Good times, bad times

The high points in the life of my friend the tree were of a different nature, they were no absolute high points nor absolute low points. It is not manic-depressive, to the contrary, it has always been quite equanimous, but with each passing year water is becoming more scarce in summer, and there are no longer those four seasons which each year used to bring. It can feel the slow creeping change in the climate, which people don’t notice as the enormous, the dangerous thing it is. Those who like to observe things on a large scale, using technology and modernity, what they call progress, those who enjoy visiting the major art exhibitions and have themselves catapulted into space, should start at a really small scale, with observations, searching for clues. As for myself, I usually do this in the morning with a tree that needs me. Good morning my friend, how are you?

Then I’ll also grab some neem oil to spray its circular wounds. And I observe my neighbours’ forest, its pine trees all dead and slowly collapsing. Burnt and eroded by the greedy bark beetle. Who cares? After the storms. Over time, they all go, because no one cares about nature anymore. Nature and trees mustn’t be degraded to mere objects to make money from. Nor must we humans become mere objects. Are we really only worth something when we can prove our money’s worth? Or do we still have values such as friendship and commitment?
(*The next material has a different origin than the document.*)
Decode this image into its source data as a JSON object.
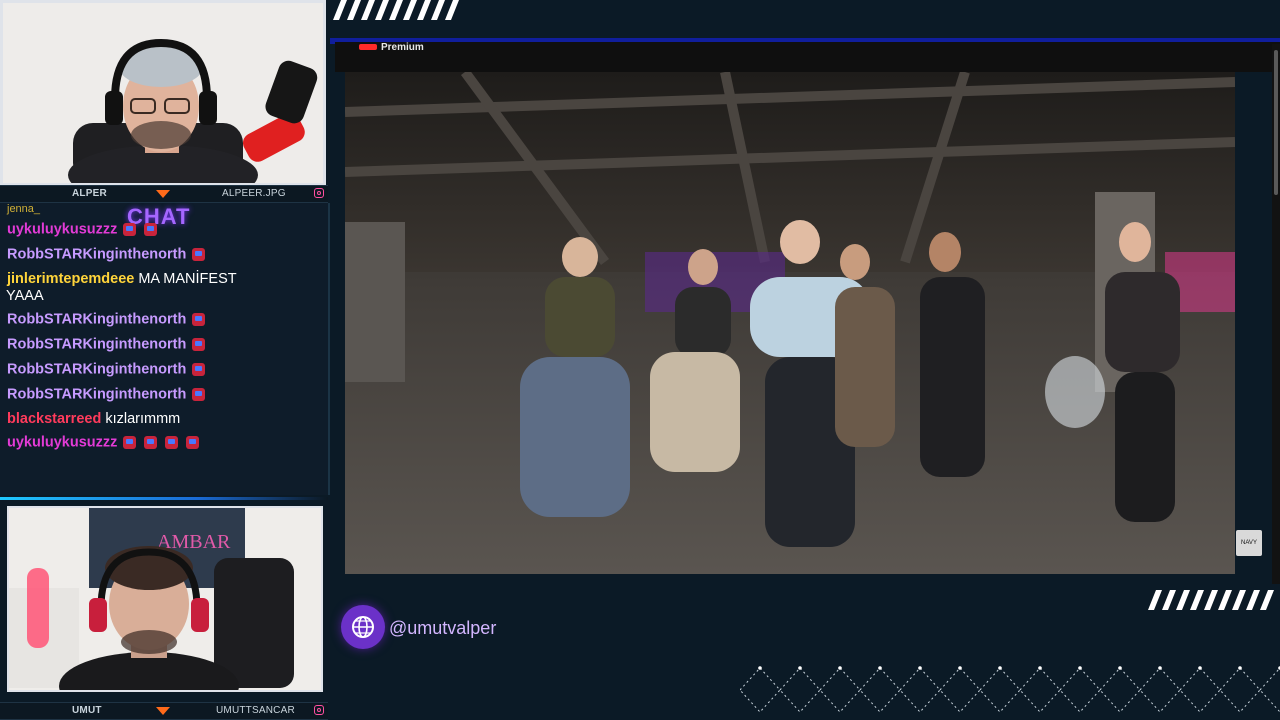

I became a founding member of a cooperative for a reason: I believe that this community will live on when I, when we are gone – also and particularly because our prime mover is not money but nature. All of us in this collective are looking after the forest to protect this habitat stretching across two hectares with a brook running through it (the property has a V-shaped layout), to gently replant new trees of many different species that existed here once upon a time before the forest fires. To observe them to determine the right soil for an alder tree, an ash tree, a beech, an oak, an elm.

Summer is the most difficult time of the year. Planting time is November and over the rest of the winter. Now in summertime we are working intensively with each tree, to help it be in this world and stay in it; at temperatures of 37 degrees Celsius and over the border between wakefulness and a state of fever starts getting blurred. The chirping of the cicadas is our constant companion, all day long. Music to our ears! We are building shade roofs using cork – on stilts of acacia wood. I am talking to the volunteer to try and explain this feeling you can develop for a small tree that makes you want to know how it is doing, whether it’s a ginkgo or a chestnut, a walnut tree or a she oak. Or the cedars up above, from where you can look down into the valley (i.e. from a dry zone to the wetlands) and where you may rest and gather your thoughts and can feel yourself growing taller in the attempt to become one with nature. The best time to do this in summer is very early in the morning or at dusk, in the early evening, when you feel that everything is awakening or indeed everything is settling down to rest. Only when you find this calmness – we can also call it balance – inside of you will you renounce all those CO2 emissions, will you ask yourself whether your really need to take this or that trip, to visit all these different places. It is then that you will start questioning your energy consumption and only then will you feel what it means to breathe in exhaust fumes from the burning of coal, oil and gas. It’s only at that point that you will question your own positions and whether you really want to eat dead animals every day? Nature is my friend, my habitat, and biodiversity is a part of it. Whereas in a eucalyptus forest amidst a monoculture I am all alone, out on a limb, and running out of water fast …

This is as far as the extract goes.